(とある日の出来事……)
今日に限って寝る気がなく夜中の散歩をしていたところ、ビル街とビル街の間にある路地裏から壁にもたれて座り込んでいる人影が見え、それと共に少し鉄の匂いもしたため、何かあったのかと駆け寄ると…… その人物の体の所々から酷く血が流れていた。
その姿を見て、急いで一旦その場しのぎで応急手当をしたが……応急手当をした後に、再度よく確認するとその人物が裏組織の人間であったことに気づいた。
手当をしたのはいいものの、相手が裏組織の人間なので危ないと判断したため、相手が目を冷ます前に急いで路地裏から出て去った。
このすれ違いで意識が戻ったのか、少し目を開けたがそれでも視界のぼやけが酷かった。

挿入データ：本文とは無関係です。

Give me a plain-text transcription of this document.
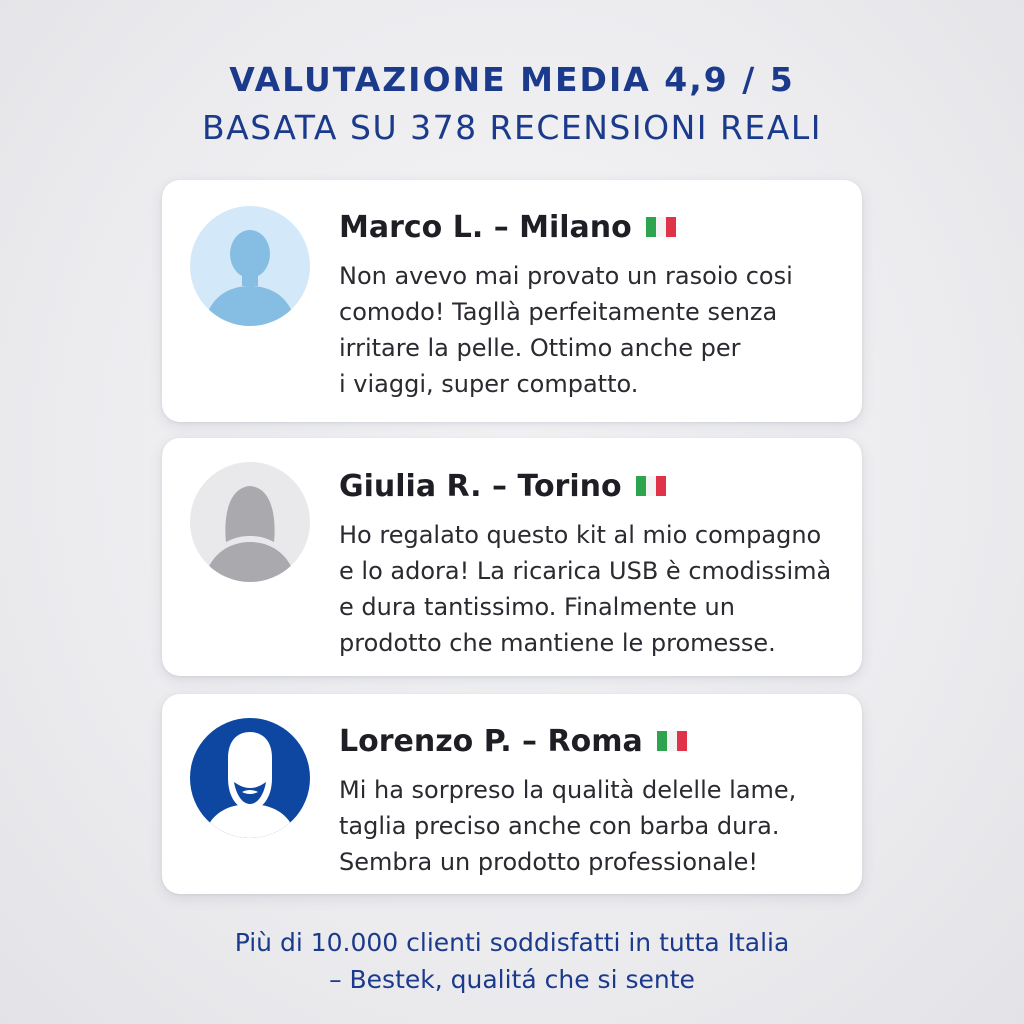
VALUTAZIONE MEDIA 4,9 / 5
BASATA SU 378 RECENSIONI REALI
Marco L. – Milano
Non avevo mai provato un rasoio cosi
comodo! Tagllà perfeitamente senza
irritare la pelle. Ottimo anche per
i viaggi, super compatto.
Giulia R. – Torino
Ho regalato questo kit al mio compagno
e lo adora! La ricarica USB è cmodissimà
e dura tantissimo. Finalmente un
prodotto che mantiene le promesse.
Lorenzo P. – Roma
Mi ha sorpreso la qualità delelle lame,
taglia preciso anche con barba dura.
Sembra un prodotto professionale!
Più di 10.000 clienti soddisfatti in tutta Italia
– Bestek, qualitá che si sente
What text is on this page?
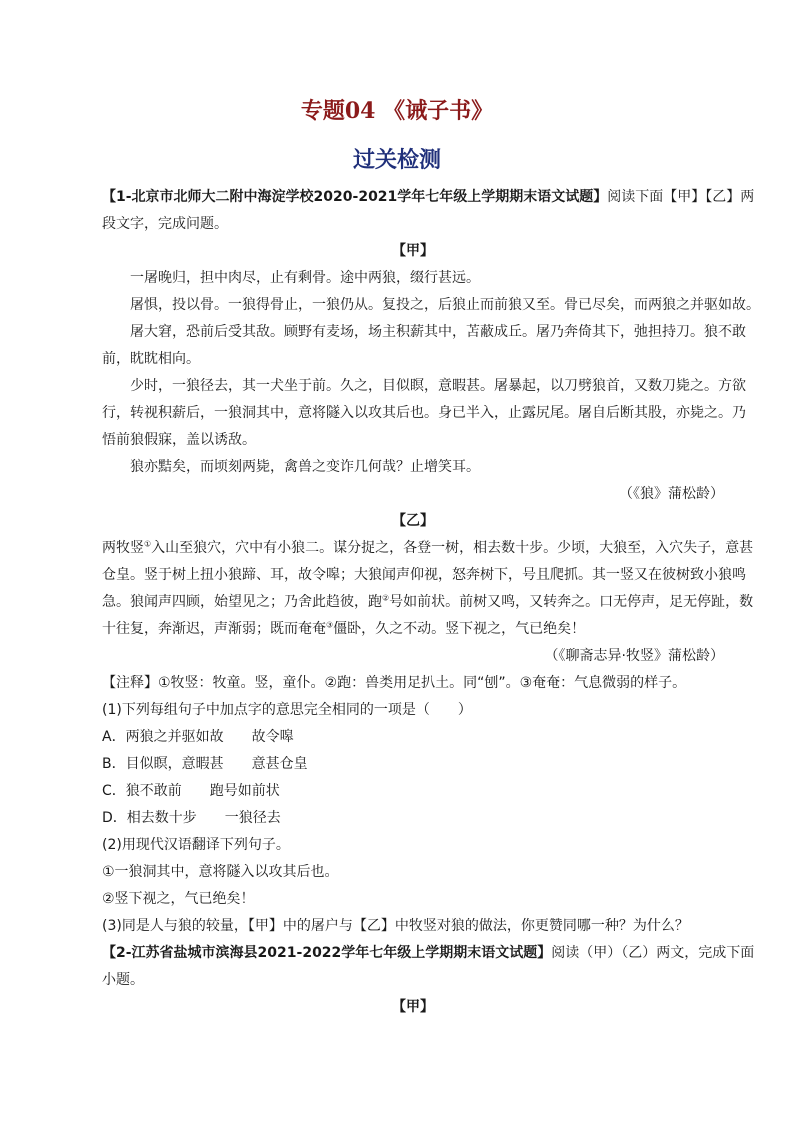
专题04 《诫子书》
过关检测
【1-北京市北师大二附中海淀学校2020-2021学年七年级上学期期末语文试题】阅读下面【甲】【乙】两
段文字，完成问题。
【甲】
一屠晚归，担中肉尽，止有剩骨。途中两狼，缀行甚远。
屠惧，投以骨。一狼得骨止，一狼仍从。复投之，后狼止而前狼又至。骨已尽矣，而两狼之并驱如故。
屠大窘，恐前后受其敌。顾野有麦场，场主积薪其中，苫蔽成丘。屠乃奔倚其下，弛担持刀。狼不敢
前，眈眈相向。
少时，一狼径去，其一犬坐于前。久之，目似瞑，意暇甚。屠暴起，以刀劈狼首，又数刀毙之。方欲
行，转视积薪后，一狼洞其中，意将隧入以攻其后也。身已半入，止露尻尾。屠自后断其股，亦毙之。乃
悟前狼假寐，盖以诱敌。
狼亦黠矣，而顷刻两毙，禽兽之变诈几何哉？止增笑耳。
（《狼》蒲松龄）
【乙】
两牧竖①入山至狼穴，穴中有小狼二。谋分捉之，各登一树，相去数十步。少顷，大狼至，入穴失子，意甚
仓皇。竖于树上扭小狼蹄、耳，故令嗥；大狼闻声仰视，怒奔树下，号且爬抓。其一竖又在彼树致小狼鸣
急。狼闻声四顾，始望见之；乃舍此趋彼，跑②号如前状。前树又鸣，又转奔之。口无停声，足无停趾，数
十往复，奔渐迟，声渐弱；既而奄奄③僵卧，久之不动。竖下视之，气已绝矣！
（《聊斋志异·牧竖》蒲松龄）
【注释】①牧竖：牧童。竖，童仆。②跑：兽类用足扒土。同“刨”。③奄奄：气息微弱的样子。
(1)下列每组句子中加点字的意思完全相同的一项是（　　）
A．两狼之并驱如故　　故令嗥
B．目似瞑，意暇甚　　意甚仓皇
C．狼不敢前　　跑号如前状
D．相去数十步　　一狼径去
(2)用现代汉语翻译下列句子。
①一狼洞其中，意将隧入以攻其后也。
②竖下视之，气已绝矣！
(3)同是人与狼的较量，【甲】中的屠户与【乙】中牧竖对狼的做法，你更赞同哪一种？为什么？
【2-江苏省盐城市滨海县2021-2022学年七年级上学期期末语文试题】阅读（甲）（乙）两文，完成下面
小题。
【甲】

しかし、少しだけ……たった少しだけ……誰かが路地裏から走り去っていく人物の後ろ姿を目で追っていた。
…………ッ…………?
声を出そうにも、今意識が戻ったばかりで、あまり声を出せなかった。とりあえず周りの状況確認で手当たり次第に見渡したところ、自分の体の所々が既に手当てされていることに気づいた。
(……あぁ……なるほどな……)
何か気づいて分かったかのように少しだけ微笑んだ後、もう一度路地裏の出口を見つめながら、部下たちが助けに来るのを待った……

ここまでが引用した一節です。